A new proof of the higher-order superintegrability of a noncentral oscillator with inversely quadratic nonlinearities

TL;DR

This paper presents a new proof demonstrating the higher-order superintegrability of a noncentral harmonic oscillator with inverse quadratic nonlinearities, extending the understanding of integrable systems with centrifugal terms.

Contribution

It provides a novel proof of superintegrability for a class of noncentral oscillators and generalizes the results to systems with multiple degrees of freedom.

Findings

Explicit constants of motion for the nonlinear system are derived.

Higher-order superintegrability is established through a deformation of the quadratic complex equation.

Conditions for superintegrability in systems with multiple degrees of freedom are identified.

Abstract

The superintegrability of a rational harmonic oscillator (non-central harmonic oscillator with rational ratio of frequencies) with non-linear "centrifugal" terms is studied.

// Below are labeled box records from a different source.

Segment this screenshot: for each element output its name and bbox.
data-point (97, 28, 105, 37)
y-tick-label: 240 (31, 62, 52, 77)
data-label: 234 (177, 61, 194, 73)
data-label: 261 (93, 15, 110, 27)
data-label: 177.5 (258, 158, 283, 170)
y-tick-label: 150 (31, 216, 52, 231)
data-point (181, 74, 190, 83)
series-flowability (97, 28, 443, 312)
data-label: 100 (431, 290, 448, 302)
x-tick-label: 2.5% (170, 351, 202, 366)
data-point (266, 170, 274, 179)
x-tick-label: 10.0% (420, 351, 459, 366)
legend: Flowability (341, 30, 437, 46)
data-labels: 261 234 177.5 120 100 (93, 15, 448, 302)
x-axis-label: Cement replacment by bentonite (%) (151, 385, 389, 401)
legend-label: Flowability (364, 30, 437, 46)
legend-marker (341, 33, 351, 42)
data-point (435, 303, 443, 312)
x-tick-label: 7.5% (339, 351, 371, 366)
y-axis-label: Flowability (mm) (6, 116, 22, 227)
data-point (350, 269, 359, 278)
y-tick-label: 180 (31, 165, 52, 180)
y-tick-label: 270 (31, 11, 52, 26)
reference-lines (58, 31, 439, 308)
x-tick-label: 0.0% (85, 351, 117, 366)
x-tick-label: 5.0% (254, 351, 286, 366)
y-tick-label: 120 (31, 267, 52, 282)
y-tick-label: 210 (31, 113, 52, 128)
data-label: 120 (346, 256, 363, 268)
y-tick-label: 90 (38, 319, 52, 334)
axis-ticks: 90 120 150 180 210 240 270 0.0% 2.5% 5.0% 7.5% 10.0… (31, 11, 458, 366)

In the first part, the system is directly studied in the Euclidean plane; the existence of higher-order superintegrability (integrals of motion of higher order than 2 in the momenta) is proved by introducing a deformation in the quadratic complex equation of the linear system. The constants of motion of the nonlinear system are explicitly obtained. In the second part, the inverse problem is analyzed in the general case of $n$ degrees of freedom; starting with a general Hamiltonian $H$, and introducing appropriate conditions for obtaining superintegrability, the particular "centrifugal" nonlinearities are obtained.